Trinamool has shot back with allegations that the Opposition parties are out to malign the Trinamool government. At a public rally West Bengal chief minister Mamata Banerjee said that the process of filing nominations had been largely “peaceful” with only a few sporadic incidents of violence. She also blamed the incidents of violence on “goons” and distanced herself and her party from any culpability in clashes in certain areas.
The question that arises is why should even a single incidence of violence take place during the democratic process of elections? The images of physical violence from the districts – irrespective of which political party perpetrated it – captured and broadcast by television news cameras can be compared to scenes of battlefields and not an electoral contest.
While Banerjee claims, as she did in the same public rally and somewhat incredulously as it were, that West Bengal is among the states where the least amount of political violence takes place during elections, political analysts say that the power politics of this state has a history of violence. “It could seem shocking that such conflicts reminiscent of combat zones would be associated with the democratic electoral process,” observes Professor Biswanath Chakraborty, political scientist. “However, if you look at the legacy of Bengal politics, you would find that violence is not always looked at askance.” He points out that it was in Bengal that the Naxalite movement started and gained a certain degree of endorsement even though it was openly an “armed struggle.” says Chakraborty, “That the means justifies the end was the principle that pitted the class enemies against each other, even if those means were violent,” he says.

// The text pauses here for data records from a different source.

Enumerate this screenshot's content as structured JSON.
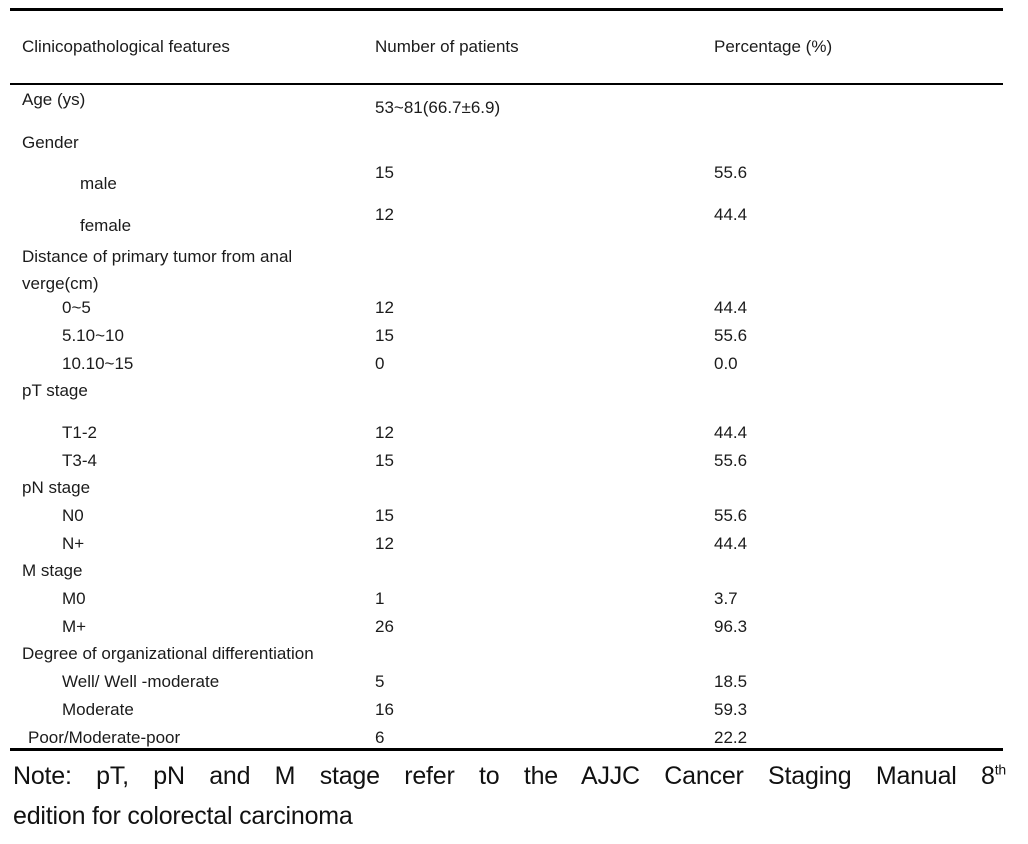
{
  "table": {
    "columns": {
      "features": "Clinicopathological features",
      "patients": "Number of patients",
      "percentage": "Percentage (%)"
    },
    "rows": [
      {
        "label": "Age (ys)",
        "value": "53~81(66.7±6.9)",
        "percent": ""
      },
      {
        "label": "Gender",
        "value": "",
        "percent": ""
      },
      {
        "label": "male",
        "value": "15",
        "percent": "55.6"
      },
      {
        "label": "female",
        "value": "12",
        "percent": "44.4"
      },
      {
        "label": "Distance of primary tumor from anal verge(cm)",
        "value": "",
        "percent": ""
      },
      {
        "label": "0~5",
        "value": "12",
        "percent": "44.4"
      },
      {
        "label": "5.10~10",
        "value": "15",
        "percent": "55.6"
      },
      {
        "label": "10.10~15",
        "value": "0",
        "percent": "0.0"
      },
      {
        "label": "pT stage",
        "value": "",
        "percent": ""
      },
      {
        "label": "T1-2",
        "value": "12",
        "percent": "44.4"
      },
      {
        "label": "T3-4",
        "value": "15",
        "percent": "55.6"
      },
      {
        "label": "pN stage",
        "value": "",
        "percent": ""
      },
      {
        "label": "N0",
        "value": "15",
        "percent": "55.6"
      },
      {
        "label": "N+",
        "value": "12",
        "percent": "44.4"
      },
      {
        "label": "M stage",
        "value": "",
        "percent": ""
      },
      {
        "label": "M0",
        "value": "1",
        "percent": "3.7"
      },
      {
        "label": "M+",
        "value": "26",
        "percent": "96.3"
      },
      {
        "label": "Degree of organizational differentiation",
        "value": "",
        "percent": ""
      },
      {
        "label": "Well/ Well -moderate",
        "value": "5",
        "percent": "18.5"
      },
      {
        "label": "Moderate",
        "value": "16",
        "percent": "59.3"
      },
      {
        "label": "Poor/Moderate-poor",
        "value": "6",
        "percent": "22.2"
      }
    ]
  },
  "note": {
    "line1_text": "Note: pT, pN and M stage refer to the AJJC Cancer Staging Manual 8",
    "superscript": "th",
    "line2_text": "edition for colorectal carcinoma"
  }
}
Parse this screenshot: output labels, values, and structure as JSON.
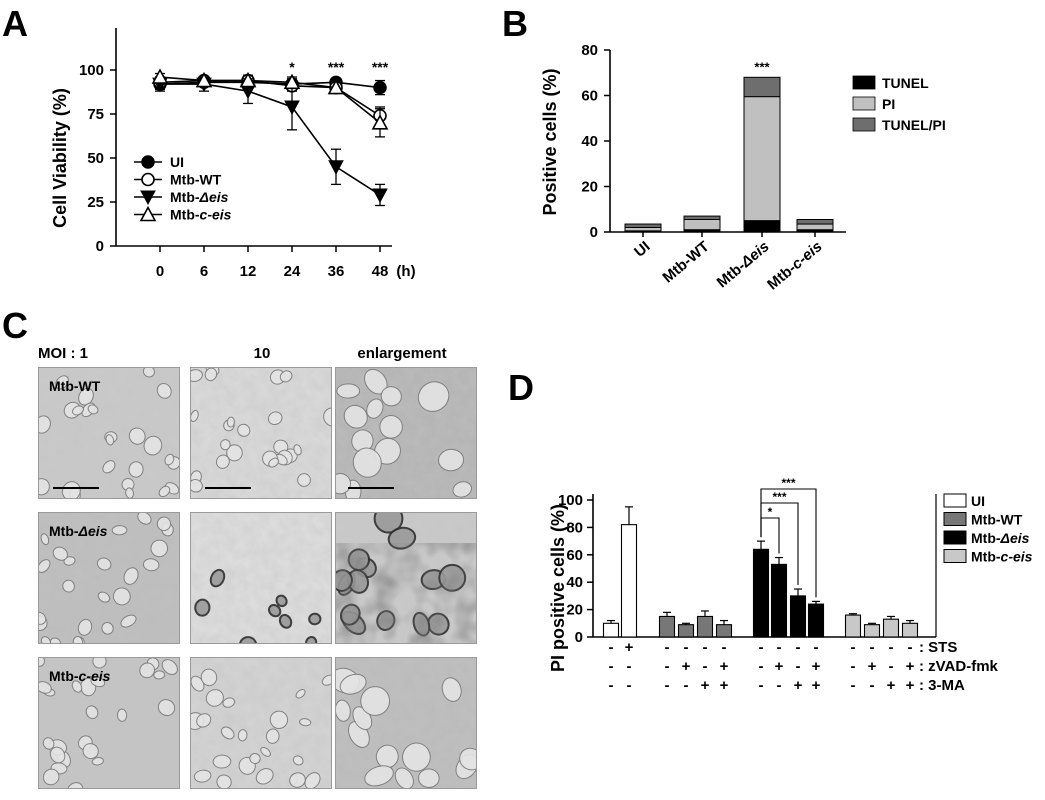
{
  "panels": {
    "a": "A",
    "b": "B",
    "c": "C",
    "d": "D"
  },
  "chart_data": [
    {
      "type": "line",
      "panel": "A",
      "ylabel": "Cell Viability  (%)",
      "xunit": "(h)",
      "x": [
        0,
        6,
        12,
        24,
        36,
        48
      ],
      "x_ticks": [
        "0",
        "6",
        "12",
        "24",
        "36",
        "48"
      ],
      "y_ticks": [
        "0",
        "25",
        "50",
        "75",
        "100"
      ],
      "ylim": [
        0,
        100
      ],
      "series": [
        {
          "name": "UI",
          "marker": "filled-circle",
          "values": [
            92,
            93,
            93,
            92,
            93,
            90
          ],
          "errors": [
            3,
            2,
            2,
            3,
            2,
            4
          ]
        },
        {
          "name": "Mtb-WT",
          "marker": "open-circle",
          "values": [
            93,
            94,
            94,
            91,
            90,
            74
          ],
          "errors": [
            3,
            2,
            3,
            3,
            3,
            5
          ]
        },
        {
          "name": "Mtb-Δeis",
          "marker": "filled-triangle-down",
          "values": [
            92,
            92,
            88,
            79,
            45,
            29
          ],
          "errors": [
            4,
            4,
            7,
            13,
            10,
            6
          ]
        },
        {
          "name": "Mtb-c-eis",
          "marker": "open-triangle-up",
          "values": [
            96,
            94,
            94,
            93,
            90,
            70
          ],
          "errors": [
            2,
            2,
            3,
            3,
            3,
            8
          ]
        }
      ],
      "legend_items": [
        {
          "prefix": "UI",
          "italic": ""
        },
        {
          "prefix": "Mtb-WT",
          "italic": ""
        },
        {
          "prefix": "Mtb-",
          "italic": "Δeis"
        },
        {
          "prefix": "Mtb-",
          "italic": "c-eis"
        }
      ],
      "significance": [
        {
          "x": 24,
          "text": "*"
        },
        {
          "x": 36,
          "text": "***"
        },
        {
          "x": 48,
          "text": "***"
        }
      ]
    },
    {
      "type": "bar",
      "stacked": true,
      "panel": "B",
      "ylabel": "Positive cells  (%)",
      "categories": [
        "UI",
        "Mtb-WT",
        "Mtb-Δeis",
        "Mtb-c-eis"
      ],
      "category_labels": [
        {
          "prefix": "UI",
          "italic": ""
        },
        {
          "prefix": "Mtb-WT",
          "italic": ""
        },
        {
          "prefix": "Mtb-",
          "italic": "Δeis"
        },
        {
          "prefix": "Mtb-",
          "italic": "c-eis"
        }
      ],
      "y_ticks": [
        "0",
        "20",
        "40",
        "60",
        "80"
      ],
      "ylim": [
        0,
        80
      ],
      "series": [
        {
          "name": "TUNEL",
          "color": "#000000",
          "values": [
            0.5,
            1,
            5,
            1
          ]
        },
        {
          "name": "PI",
          "color": "#c0c0c0",
          "values": [
            1.5,
            4.5,
            54.5,
            2.5
          ]
        },
        {
          "name": "TUNEL/PI",
          "color": "#6e6e6e",
          "values": [
            1.5,
            1.5,
            8.5,
            2
          ]
        }
      ],
      "significance": [
        {
          "category": "Mtb-Δeis",
          "text": "***"
        }
      ]
    },
    {
      "type": "bar",
      "panel": "D",
      "ylabel": "PI positive cells (%)",
      "y_ticks": [
        "0",
        "20",
        "40",
        "60",
        "80",
        "100"
      ],
      "ylim": [
        0,
        100
      ],
      "groups": [
        {
          "name": "UI",
          "color": "#ffffff",
          "values": [
            10,
            82
          ],
          "errors": [
            2,
            13
          ]
        },
        {
          "name": "Mtb-WT",
          "color": "#777777",
          "values": [
            15,
            9,
            15,
            9
          ],
          "errors": [
            3,
            1,
            4,
            3
          ]
        },
        {
          "name": "Mtb-Δeis",
          "color": "#000000",
          "values": [
            64,
            53,
            30,
            24
          ],
          "errors": [
            6,
            5,
            5,
            2
          ]
        },
        {
          "name": "Mtb-c-eis",
          "color": "#c8c8c8",
          "values": [
            16,
            9,
            13,
            10
          ],
          "errors": [
            1,
            1,
            2,
            2
          ]
        }
      ],
      "legend_items": [
        {
          "prefix": "UI",
          "italic": ""
        },
        {
          "prefix": "Mtb-WT",
          "italic": ""
        },
        {
          "prefix": "Mtb-",
          "italic": "Δeis"
        },
        {
          "prefix": "Mtb-",
          "italic": "c-eis"
        }
      ],
      "treatments": [
        {
          "label": ": STS",
          "marks": [
            "-",
            "+",
            "-",
            "-",
            "-",
            "-",
            "-",
            "-",
            "-",
            "-",
            "-",
            "-",
            "-",
            "-"
          ]
        },
        {
          "label": ": zVAD-fmk",
          "marks": [
            "-",
            "-",
            "-",
            "+",
            "-",
            "+",
            "-",
            "+",
            "-",
            "+",
            "-",
            "+",
            "-",
            "+"
          ]
        },
        {
          "label": ": 3-MA",
          "marks": [
            "-",
            "-",
            "-",
            "-",
            "+",
            "+",
            "-",
            "-",
            "+",
            "+",
            "-",
            "-",
            "+",
            "+"
          ]
        }
      ],
      "significance": [
        {
          "from": 0,
          "to": 1,
          "text": "*"
        },
        {
          "from": 0,
          "to": 2,
          "text": "***"
        },
        {
          "from": 0,
          "to": 3,
          "text": "***"
        }
      ]
    }
  ],
  "micrographs": {
    "column_headers": [
      "MOI : 1",
      "10",
      "enlargement"
    ],
    "row_labels": [
      {
        "prefix": "Mtb-WT",
        "italic": ""
      },
      {
        "prefix": "Mtb-",
        "italic": "Δeis"
      },
      {
        "prefix": "Mtb-",
        "italic": "c-eis"
      }
    ]
  }
}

Chakraborty says that while this tradition is ingrained in the power politics of the state, the time has come to question this violence. Commenting on the earlier rural elections in the state, the Panchayat Polls of 2018, he says, “It is almost unthinkable that we have no choice but to accept the results of elections which have not always been entirely ‘free or fair.’”
The 2018 Panchayat Polls reported a large number of incidents of violence. Opposition parties had demanded the deployment of central paramilitary forces during the polling claiming that they would be a more neutral monitoring agent that the state police, which is under the state government. The demand was met and central forces were deployed.
This time too the Opposition had filed petitions in the Calcutta High Court seeking the court’s reassurance that central forces would be deployed. Initially the Court had ruled that nine of the most “sensitive” districts would need to be provided central forces. Later, it was extended to all the districts.
Interestingly, the state government has contested that and filed a petition in the Calcutta High Court for a stay on that order. The state government has reasoned that the state police force is adequately equipped to monitor and conduct a free and fair election.
The Opposition, in turn is questioning the state government petition. BJP’s West Bengal president Sukanta Majumdar has written to Union Home Minister Amit Shah, asking for the center’s intervention to ensure “security” during the polls. In the letter he stated, “I would like to draw your attention to the review petition filed by West Bengal Chief Minister and Trinamool Congress (TMC) chief, Mamata Banerjee, against the recent Kolkata High Court order. The High Court had ordered the deployment of central forces throughout the state for the Panchayat elections, recognizing the need for a secure and impartial electoral process.”